Disappointingly, no.
We enter the Drama Centre Black Box to be greeted with a lavish set, complete with a mantelpiece, a working cuckoo clock, elegant furniture, working doors to the stage left and right and a secret entrance through the chimney for good measure. As the play begins, the clock strikes exactly nine, the hour which Mrs Smith begins her monologue to Mr Smith. The play continues from there, with the entrances of the Fire Chief and the Martins. They enter and tell stories while waiting for something to happen.
Something is wrong: up until this point, everything looks and feels like a realist play.
A few illogical statements here and there extracted a few unsure chuckles from the audience. As the play drones on, it becomes painfully clear that through the absurd dialogue and meaninglessness of the text, the young actors were struggling to present a truthful presentation of their characters.
Let that sink in: the young actors were trying to embody the meaning of a technically meaningless play.
Absurdist plays are not performed as often today for a variety of reasons; one of them is that you cannot simply attach a simple methodology to extract a simple meaning from these plays. Plays like The Bald Soprano or the even more famous Waiting for Godot resist simplistic interpretation. Any declared attempt to direct an ‘anti-play’ to be watchable as a challenge, like how the director of this production did, would be like an overly-optimistic gamble on a snap election.
In the director’s message, Rodney Olivero stated that “if [the actors] can wring meaning […] out of a text so ardently devoted to snuffing out classical dramatic structure, then they pass the test”. Olivero seems to have forgotten that, regardless of the young & W!LD program to train and nurture young talents in the theatre industry, the production of the piece is also a test on the director as well.
And this test of making an anti-play watchable is one that he struggles to pass.
Although Olivero is aware of the context of The Bald Soprano, he fails to recognise the implications behind it. While the play was indeed based on Eugene Ionesco’s experience with ‘English Without Pain”, the original language of the play is actually in French laced with English names and a few words. As a Singaporean audience watches young & W!LD actors attempting posh English accents in playing English middle-class families, they would have completely missed the effect of the exaggerated parody, absurdity and foreignness of the English middle-class lifestyle on a French audience.
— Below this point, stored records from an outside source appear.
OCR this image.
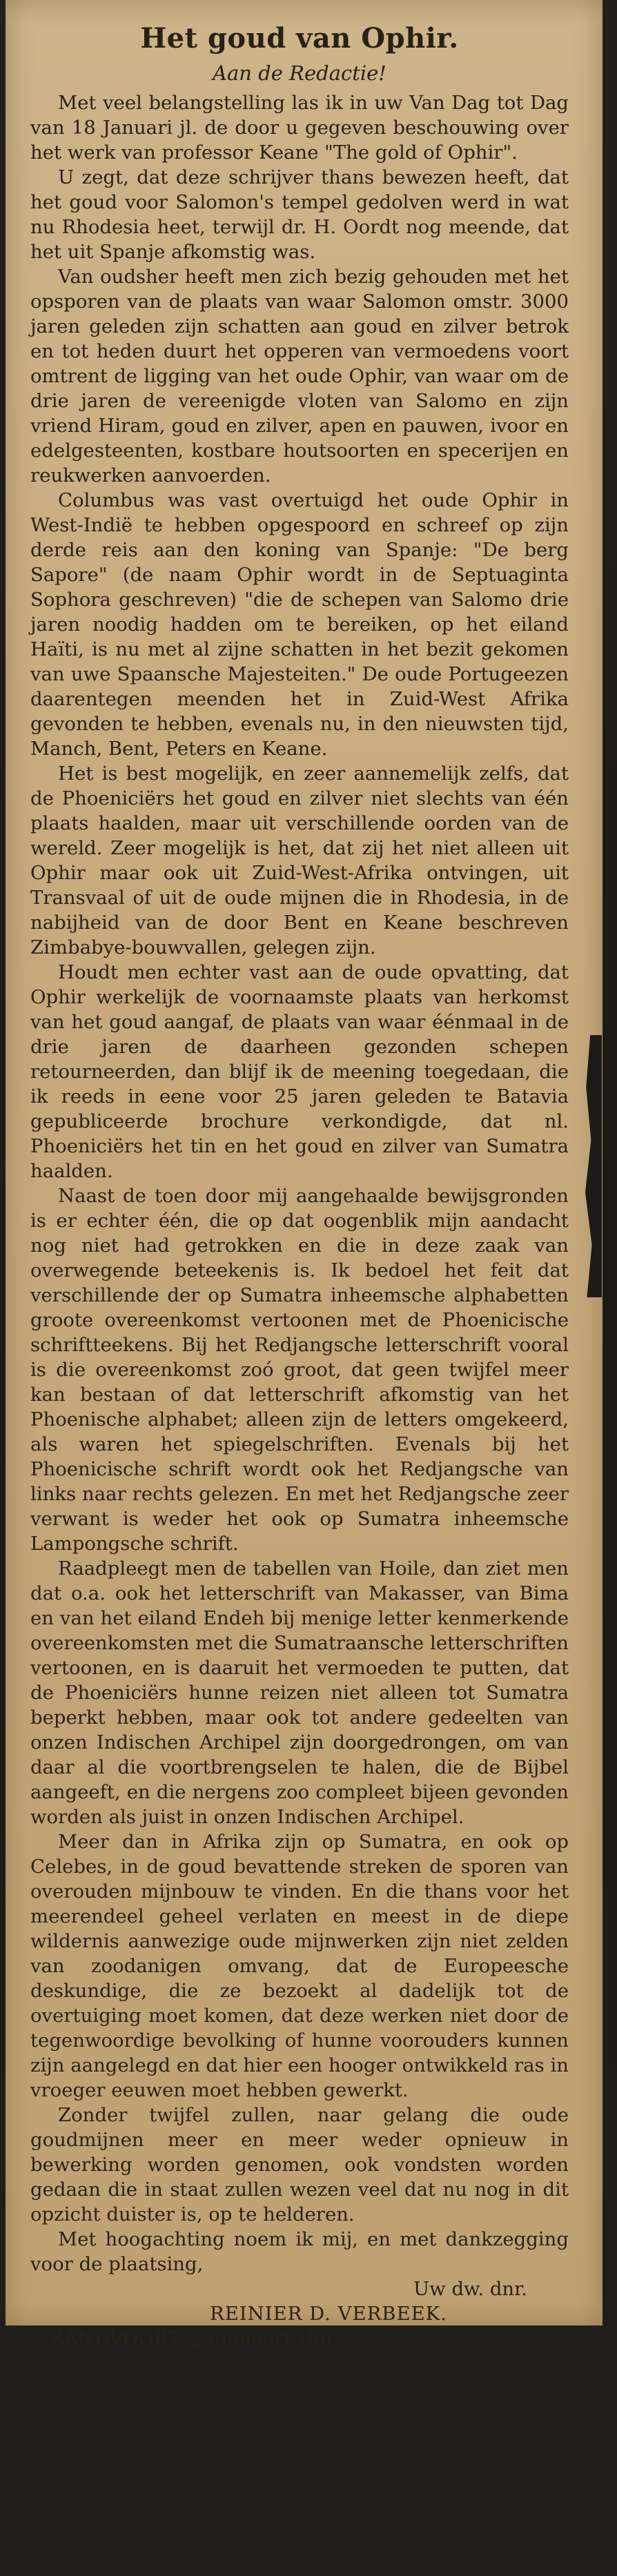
Het goud van Ophir.
Aan de Redactie!

Met veel belangstelling las ik in uw Van Dag tot Dag van 18 Januari jl. de door u gegeven beschouwing over het werk van professor Keane "The gold of Ophir".

U zegt, dat deze schrijver thans bewezen heeft, dat het goud voor Salomon's tempel gedolven werd in wat nu Rhodesia heet, terwijl dr. H. Oordt nog meende, dat het uit Spanje afkomstig was.

Van oudsher heeft men zich bezig gehouden met het opsporen van de plaats van waar Salomon omstr. 3000 jaren geleden zijn schatten aan goud en zilver betrok en tot heden duurt het opperen van vermoedens voort omtrent de ligging van het oude Ophir, van waar om de drie jaren de vereenigde vloten van Salomo en zijn vriend Hiram, goud en zilver, apen en pauwen, ivoor en edelgesteenten, kostbare houtsoorten en specerijen en reukwerken aanvoerden.

Columbus was vast overtuigd het oude Ophir in West-Indië te hebben opgespoord en schreef op zijn derde reis aan den koning van Spanje: "De berg Sapore" (de naam Ophir wordt in de Septuaginta Sophora geschreven) "die de schepen van Salomo drie jaren noodig hadden om te bereiken, op het eiland Haïti, is nu met al zijne schatten in het bezit gekomen van uwe Spaansche Majesteiten." De oude Portugeezen daarentegen meenden het in Zuid-West Afrika gevonden te hebben, evenals nu, in den nieuwsten tijd, Manch, Bent, Peters en Keane.

Het is best mogelijk, en zeer aannemelijk zelfs, dat de Phoeniciërs het goud en zilver niet slechts van één plaats haalden, maar uit verschillende oorden van de wereld. Zeer mogelijk is het, dat zij het niet alleen uit Ophir maar ook uit Zuid-West-Afrika ontvingen, uit Transvaal of uit de oude mijnen die in Rhodesia, in de nabijheid van de door Bent en Keane beschreven Zimbabye-bouwvallen, gelegen zijn.

Houdt men echter vast aan de oude opvatting, dat Ophir werkelijk de voornaamste plaats van herkomst van het goud aangaf, de plaats van waar éénmaal in de drie jaren de daarheen gezonden schepen retourneerden, dan blijf ik de meening toegedaan, die ik reeds in eene voor 25 jaren geleden te Batavia gepubliceerde brochure verkondigde, dat nl. Phoeniciërs het tin en het goud en zilver van Sumatra haalden.

Naast de toen door mij aangehaalde bewijsgronden is er echter één, die op dat oogenblik mijn aandacht nog niet had getrokken en die in deze zaak van overwegende beteekenis is. Ik bedoel het feit dat verschillende der op Sumatra inheemsche alphabetten groote overeenkomst vertoonen met de Phoenicische schriftteekens. Bij het Redjangsche letterschrift vooral is die overeenkomst zoó groot, dat geen twijfel meer kan bestaan of dat letterschrift afkomstig van het Phoenische alphabet; alleen zijn de letters omgekeerd, als waren het spiegelschriften. Evenals bij het Phoenicische schrift wordt ook het Redjangsche van links naar rechts gelezen. En met het Redjangsche zeer verwant is weder het ook op Sumatra inheemsche Lampongsche schrift.

Raadpleegt men de tabellen van Hoile, dan ziet men dat o.a. ook het letterschrift van Makasser, van Bima en van het eiland Endeh bij menige letter kenmerkende overeenkomsten met die Sumatraansche letterschriften vertoonen, en is daaruit het vermoeden te putten, dat de Phoeniciërs hunne reizen niet alleen tot Sumatra beperkt hebben, maar ook tot andere gedeelten van onzen Indischen Archipel zijn doorgedrongen, om van daar al die voortbrengselen te halen, die de Bijbel aangeeft, en die nergens zoo compleet bijeen gevonden worden als juist in onzen Indischen Archipel.

Meer dan in Afrika zijn op Sumatra, en ook op Celebes, in de goud bevattende streken de sporen van overouden mijnbouw te vinden. En die thans voor het meerendeel geheel verlaten en meest in de diepe wildernis aanwezige oude mijnwerken zijn niet zelden van zoodanigen omvang, dat de Europeesche deskundige, die ze bezoekt al dadelijk tot de overtuiging moet komen, dat deze werken niet door de tegenwoordige bevolking of hunne voorouders kunnen zijn aangelegd en dat hier een hooger ontwikkeld ras in vroeger eeuwen moet hebben gewerkt.

Zonder twijfel zullen, naar gelang die oude goudmijnen meer en meer weder opnieuw in bewerking worden genomen, ook vondsten worden gedaan die in staat zullen wezen veel dat nu nog in dit opzicht duister is, op te helderen.

Met hoogachting noem ik mij, en met dankzegging voor de plaatsing,

Uw dw. dnr.
REINIER D. VERBEEK.
ZANDVOORT, 25 Januari 1902.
All the audience sees is a Victorian drawing room play with confusing dialogue.
Despite the fact that everyone in this play had to perform in the accent of our previous colonial masters and embody illogical constructs of characters, the energies of the cast were, individually, definitely watchable. Indeed, the cast of young actors put up a valiant display of their acting prowess despite the restrictions they had to work around with. However, the challenge the director has set on the young actors to take on an absurdist piece using naturalist methods of acting proved to be too great.
But even naturalism could not hold up with Ionesco’s dramatic descent into chaotic absurdity in the last ten minutes of the show. As the fire chief exits, the couples bicker and quarrel among each other, engaging in sexually suggestive physical comedy while spouting quotes from an English textbook. All of the sudden, the flimsy pretense of realist acting is finally abandoned after seventy minutes of weird dialogue. Is this absurdism then?
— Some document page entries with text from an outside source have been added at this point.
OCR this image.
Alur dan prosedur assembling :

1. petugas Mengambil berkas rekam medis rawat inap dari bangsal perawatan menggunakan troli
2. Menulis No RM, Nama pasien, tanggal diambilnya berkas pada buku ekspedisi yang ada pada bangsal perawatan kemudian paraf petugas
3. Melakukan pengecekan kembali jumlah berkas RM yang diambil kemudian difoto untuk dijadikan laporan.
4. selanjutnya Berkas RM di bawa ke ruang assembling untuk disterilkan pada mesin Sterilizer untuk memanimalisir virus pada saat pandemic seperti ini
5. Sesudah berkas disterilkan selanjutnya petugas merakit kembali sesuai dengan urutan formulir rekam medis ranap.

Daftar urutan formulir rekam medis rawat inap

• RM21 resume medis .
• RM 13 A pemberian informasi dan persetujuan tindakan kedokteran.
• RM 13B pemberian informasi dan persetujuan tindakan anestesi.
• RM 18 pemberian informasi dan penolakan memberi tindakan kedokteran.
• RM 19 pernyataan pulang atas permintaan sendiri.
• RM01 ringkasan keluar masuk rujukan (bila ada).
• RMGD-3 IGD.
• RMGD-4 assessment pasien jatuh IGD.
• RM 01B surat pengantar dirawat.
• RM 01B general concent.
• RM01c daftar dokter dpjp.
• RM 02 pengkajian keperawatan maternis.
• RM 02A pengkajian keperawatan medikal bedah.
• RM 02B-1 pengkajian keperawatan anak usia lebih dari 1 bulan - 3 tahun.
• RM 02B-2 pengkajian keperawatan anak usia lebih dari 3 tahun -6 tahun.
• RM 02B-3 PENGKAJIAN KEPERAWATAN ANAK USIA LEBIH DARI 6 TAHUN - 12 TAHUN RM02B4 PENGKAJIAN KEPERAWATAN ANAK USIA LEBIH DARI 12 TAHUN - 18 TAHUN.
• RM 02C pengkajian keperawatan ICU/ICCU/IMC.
No, it is just purely absurd.
As Olivero pointed out in his director’s message, it is true that absurdism has become something of a culturally accepted phenomenon. In a world where many of us struggle to grasp onto meaning, the similar predicaments of characters stuck in an absurdist play should have elicited empathy and moments of recognition from the audience.
Instead, staging an absurdist play as a traditional dramatic piece only serves to ironically cut off an audience who are desperate to find meaning in an absurd world. As they watch characters who seem to be comfortable with meaninglessness, they might just leave the theatre wondering if there was any point watching The Bald Soprano after all.
The Bald Soprano was staged at Black Box Drama Centre Theatre, from 7 – 11 June, by young & W!LD, the youth wing of W!ld Rice. This review is based on the performance at 8pm on 7 June, 2017.
Guest Contributor Eugene Koh has a wide and varied plethora of interests, from banknote collecting to creating constructed writing systems. His greatest interest lies in the craft of theatre, and is currently pursuing a Bachelor’s Degree in Theatre Studies at the National University of Singapore. He is committed to encouraging and engaging with a new theatre scene that is brave enough to tackle uncertain issues in a challenging world of the future.